Predicting Student Educational Outcomes

Using Machine Learning and Pattern Mining to Predict Educational Outcomes

La Monte Henry Piggy Yarroll, Christopher A. Murphy, Padmaja Kurumaddali

Spring Term, 2024

Project Overview

This project aimed to predict student academic outcomes (Dropout, Enrolled, Graduate) using a variety of machine learning algorithms and association rule mining techniques. The analysis sought to identify early-warning patterns and predictor interactions that could help universities take preemptive actions to support at-risk students.

Problem Statement

Higher education dropout rates impact not just individual students, but also institutional performance and broader economic development. Can machine learning techniques highlight key attributes to predict outcomes and highlight opportunities for effective interventions?

Methods

EDA & clustering: Visualized distributions/relationships (notably credit-load correlations); explored structure with K-Means; ran variants with/without PCA.
Pattern mining: Used Apriori (support/confidence/lift) to surface interpretable dropout/graduation patterns.
Modeling: Trained and compared multiple classification models and summarized accuracy and key predictors.
- Binomial Logistic Regression - Select Attributes
- Multinomial Logistic Regression - All Attributes
- Multinomial Logistic Regression - Select Attributes
- Support Vector Machine - Linear
- Support Vector Machine - Polynomial
- Random Forest, Variable Tree Numbers (with and without PCA)
- Random Forest, K-Fold (with and without PCA)
- Decision Tree
- KNN (with and without PCA)
- Naive Bayes, K-Fold (with and without PCA)
- Most Common Value
- Random Guess

Key Learnings

Credit progress and scholarship status are the strongest predictors; adding non-academic features (engagement, course difficulty, motivation) could further boost accuracy.
Combining ARM with ML improves both interpretability and guided feature selection.

Visualizations

Competencies Employed

Data-Driven Decision Making

Transforming raw data into actionable business or policy insights.
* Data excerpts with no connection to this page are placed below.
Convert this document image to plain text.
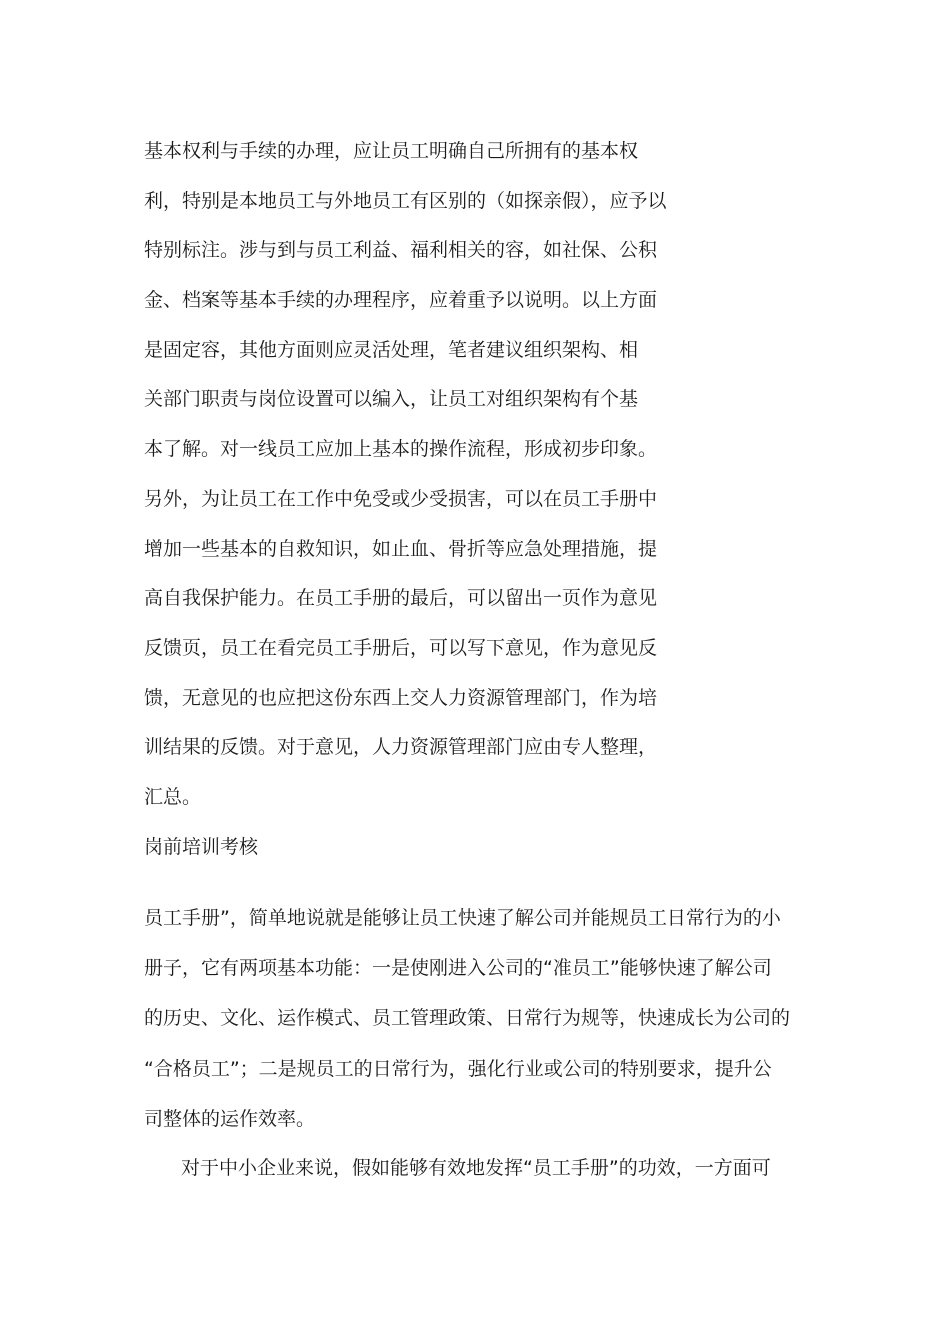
基本权利与手续的办理，应让员工明确自己所拥有的基本权
利，特别是本地员工与外地员工有区别的（如探亲假），应予以
特别标注。涉与到与员工利益、福利相关的容，如社保、公积
金、档案等基本手续的办理程序，应着重予以说明。以上方面
是固定容，其他方面则应灵活处理，笔者建议组织架构、相
关部门职责与岗位设置可以编入，让员工对组织架构有个基
本了解。对一线员工应加上基本的操作流程，形成初步印象。
另外，为让员工在工作中免受或少受损害，可以在员工手册中
增加一些基本的自救知识，如止血、骨折等应急处理措施，提
高自我保护能力。在员工手册的最后，可以留出一页作为意见
反馈页，员工在看完员工手册后，可以写下意见，作为意见反
馈，无意见的也应把这份东西上交人力资源管理部门，作为培
训结果的反馈。对于意见，人力资源管理部门应由专人整理，
汇总。
岗前培训考核
员工手册”，简单地说就是能够让员工快速了解公司并能规员工日常行为的小
册子，它有两项基本功能：一是使刚进入公司的“准员工”能够快速了解公司
的历史、文化、运作模式、员工管理政策、日常行为规等，快速成长为公司的
“合格员工”；二是规员工的日常行为，强化行业或公司的特别要求，提升公
司整体的运作效率。
对于中小企业来说，假如能够有效地发挥“员工手册”的功效，一方面可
Exploratory Data Analysis (EDA)

Discovering patterns and relationships in data using visual and statistical techniques.

Data PipeLines

Designing and automating workflows for ingesting, transforming, and delivering data reliably across systems to support analysis and machine learning

Applied Machine Learning

Implementing ML algorithms to solve real-world problems and optimize outcomes.

Strategy & Decisions

Developing alternative strategies based on the data analysis.

Statistical Modeling

Applying regression, hypothesis testing, and probabilistic methods for inference.

Insights & Recommendations

Turn analysis into clear, prioritized stakeholder actions with rationale, trade-offs, and measurable outcomes.

R Coding

Writing R scripts for statistical analysis, data visualization, and machine learning, particularly in academic, research, and analytical workflows.

Data Collection

Acquire, ingest, validate, and organize data using reproducible workflows and transformations to ensure compatibility with downstream data-science algorithms.

Predictive Modeling

Using statistical or machine learning models to make future predictions.

Data Engineering

Designing and implementing systems for data collection, storage, and access.

Communication

Succinctly communicate complicated technical concepts.

Project Management

Planning, executing, and managing data science projects across teams and phases.

Scripting for Analysis

Automating data processes and analysis using scripting languages like Python or R.

Additional Technical Information

GitHub Repository

https://github.com/ChristopherAlanMurphy/Student.Educational.Outcomes

Data Source(s)

The dataset was compiled from higher education institutions, capturing student-level academic and demographic data with their final academic outcome (Dropout, Graduate, Enrolled).

Kaggle: Student Dropout and Academic Success Dataset
UCI Repository: Dataset #697

Results Summary

The best-performing model was binomial logistic regression with selected features, achieving 85.22% accuracy. SVM (linear) and random forests also performed well.
PCA did not significantly improve accuracy in most cases.

Future Improvements

Add semester-level time series and student-support data; turn ARM patterns into features.
Introduce ensemble boosting techniques (XGBoost or LightGBM) for possible performance gains.
Build a decision support dashboard to enable real-time alerts and visualization for academic advisors monitoring student risk.